In fact, studies have shown that pedestrians are safer in urban areas where jaywalking is common than they are in urban areas where it is forbidden.

His post has received 150 comments with many different viewpoints.

Some people feel that jaywalking is a safety issue:

Jaywalking might seem insignificant in a city with serious crime issues, but police and the nearby high school say it’s a dangerous epidemic. John Navel graduated from nearby Franklin High the year before and said many people don’t see anything wrong with running across a busy road. “They don’t think it’s a big deal that’s why they were saying ‘you just hit her over jaywalking.” Navel believes the officer acted appropriately when he used force to gain control of the situation and he supports the officer going out there to look for jaywalkers.

The police say they also get complaints from businesses and even drivers. Barbara Hayes passes through on her way to and from work every day. She doesn’t think it happens too frequently but is glad the officers are trying to stop it. “I saw an incident the other night, the guy was lucky he didn’t get killed – it was only because there was a smart driver there.”

However, it appears that jaywalking stops often turn confrontational:

Auditors who oversee complaints against Seattle police officers have repeatedly expressed concerns about jaywalking stops and minor street confrontations that escalate into physical altercations, and they say better training is needed.

At least four auditor reports since 2004 — the most recent last year — have flagged the issue, which is receiving renewed attention in the wake of Monday’s videotaped jaywalking stop in which an officer punched a 17-year-old girl after she shoved him.

The history of jaywalking is an interesting one. As linked to from this blog, The Toronto Star reviews the history of jaywalking. Here’s more good insight into how walking across the street has become criminalized as “jaywalking”:

The cleverest anti-jaywalking publicity effort was in Detroit in 1922, where the Packard Motor Car Company exploited the new fashion for monuments to traffic fatalities.
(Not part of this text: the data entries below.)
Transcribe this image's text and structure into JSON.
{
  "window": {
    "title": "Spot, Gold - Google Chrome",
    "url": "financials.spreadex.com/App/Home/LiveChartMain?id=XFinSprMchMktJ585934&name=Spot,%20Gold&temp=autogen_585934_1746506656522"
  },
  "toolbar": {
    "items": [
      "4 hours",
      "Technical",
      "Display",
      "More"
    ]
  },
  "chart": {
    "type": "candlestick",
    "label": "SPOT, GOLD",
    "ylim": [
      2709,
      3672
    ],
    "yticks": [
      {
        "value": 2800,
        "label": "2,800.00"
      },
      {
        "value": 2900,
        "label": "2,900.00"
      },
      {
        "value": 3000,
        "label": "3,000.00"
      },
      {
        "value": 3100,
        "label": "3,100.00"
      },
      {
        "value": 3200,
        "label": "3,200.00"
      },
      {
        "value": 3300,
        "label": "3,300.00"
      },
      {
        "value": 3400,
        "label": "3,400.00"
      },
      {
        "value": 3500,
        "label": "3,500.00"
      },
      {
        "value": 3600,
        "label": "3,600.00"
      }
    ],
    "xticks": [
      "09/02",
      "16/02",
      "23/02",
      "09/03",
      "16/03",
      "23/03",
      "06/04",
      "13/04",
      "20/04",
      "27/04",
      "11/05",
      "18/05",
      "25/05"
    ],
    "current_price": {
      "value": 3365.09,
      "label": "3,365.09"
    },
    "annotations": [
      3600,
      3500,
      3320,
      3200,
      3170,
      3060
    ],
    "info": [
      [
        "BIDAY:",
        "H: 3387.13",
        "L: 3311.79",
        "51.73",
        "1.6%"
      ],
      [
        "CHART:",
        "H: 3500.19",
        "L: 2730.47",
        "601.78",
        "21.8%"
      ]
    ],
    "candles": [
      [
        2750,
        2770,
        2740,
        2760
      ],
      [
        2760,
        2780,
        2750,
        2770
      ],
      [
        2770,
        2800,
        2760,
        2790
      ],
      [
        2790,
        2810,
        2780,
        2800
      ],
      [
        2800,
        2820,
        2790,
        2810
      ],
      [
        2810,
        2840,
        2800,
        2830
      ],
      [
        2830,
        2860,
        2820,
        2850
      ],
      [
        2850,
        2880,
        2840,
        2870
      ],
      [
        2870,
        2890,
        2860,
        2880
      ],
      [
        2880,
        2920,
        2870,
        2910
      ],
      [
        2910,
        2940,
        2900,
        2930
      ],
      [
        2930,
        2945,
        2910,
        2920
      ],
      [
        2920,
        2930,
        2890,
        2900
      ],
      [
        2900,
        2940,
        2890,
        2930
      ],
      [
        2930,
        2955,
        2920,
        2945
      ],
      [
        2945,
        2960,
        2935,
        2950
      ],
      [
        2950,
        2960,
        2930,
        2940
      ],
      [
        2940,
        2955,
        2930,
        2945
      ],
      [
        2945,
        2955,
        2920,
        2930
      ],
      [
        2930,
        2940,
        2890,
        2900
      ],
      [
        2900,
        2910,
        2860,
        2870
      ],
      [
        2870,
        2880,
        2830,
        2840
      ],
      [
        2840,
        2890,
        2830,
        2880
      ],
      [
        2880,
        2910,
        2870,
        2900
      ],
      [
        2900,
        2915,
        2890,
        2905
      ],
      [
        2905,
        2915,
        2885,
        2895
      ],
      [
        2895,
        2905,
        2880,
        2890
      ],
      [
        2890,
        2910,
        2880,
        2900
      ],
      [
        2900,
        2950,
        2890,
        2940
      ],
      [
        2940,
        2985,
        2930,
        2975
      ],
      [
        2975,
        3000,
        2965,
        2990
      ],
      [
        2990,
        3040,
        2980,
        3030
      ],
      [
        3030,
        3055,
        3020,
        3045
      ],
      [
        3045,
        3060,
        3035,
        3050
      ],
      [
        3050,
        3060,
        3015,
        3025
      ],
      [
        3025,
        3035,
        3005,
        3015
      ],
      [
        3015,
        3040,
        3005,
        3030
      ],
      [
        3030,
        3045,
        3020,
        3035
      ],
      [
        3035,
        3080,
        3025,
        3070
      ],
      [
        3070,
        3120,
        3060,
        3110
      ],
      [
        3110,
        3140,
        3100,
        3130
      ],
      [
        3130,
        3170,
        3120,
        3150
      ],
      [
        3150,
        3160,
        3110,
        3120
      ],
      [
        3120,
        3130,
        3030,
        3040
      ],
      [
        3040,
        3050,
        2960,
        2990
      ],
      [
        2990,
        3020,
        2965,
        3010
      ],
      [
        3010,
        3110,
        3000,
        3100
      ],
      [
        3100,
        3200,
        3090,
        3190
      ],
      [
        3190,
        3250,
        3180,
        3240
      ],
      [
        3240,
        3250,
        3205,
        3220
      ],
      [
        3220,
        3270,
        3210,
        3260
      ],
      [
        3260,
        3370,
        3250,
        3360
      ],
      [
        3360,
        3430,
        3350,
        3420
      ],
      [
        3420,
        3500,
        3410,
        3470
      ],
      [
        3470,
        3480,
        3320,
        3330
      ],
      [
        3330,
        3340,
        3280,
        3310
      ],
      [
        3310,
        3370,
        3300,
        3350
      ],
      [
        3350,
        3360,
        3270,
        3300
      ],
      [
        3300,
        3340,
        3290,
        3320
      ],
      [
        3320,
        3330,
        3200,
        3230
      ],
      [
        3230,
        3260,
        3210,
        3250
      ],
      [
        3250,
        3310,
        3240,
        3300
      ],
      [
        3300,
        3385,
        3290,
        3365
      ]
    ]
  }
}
Packard built an oversized imitation tombstone that closely resembled the monument to the innocent child victims of accidents in Baltimore. But Packard’s tombstone redirected blame to the victims. It was marked ‘Erected to the Memory of Mr. J. Walker: He Stepped from the Curb Without Looking.’

What preceded the invention of jaywalking? A 1926 report notes “a Common Law principle which developed centuries ago… This ancient rule is that all persons have an equal right in the highway, and that in exercising the right each shall take due care not to injure other users of the way.” (Miller McClintock for the Chicago Association of Commerce, “Report and Recommendations of the Metropolitan Street Traffic Survey,” p. 133, quoted by Norton on p. 289.)

So, should we go back to those idyllic days when roadway users had equal rights? It’s doubtful that would go over well with the motorists of the world. Considering how cities have been built for cars over the last several decades, a drastic change is unlikely. But, at the very least, it may be worth reconsidering how “jaywalking” is prosecuted.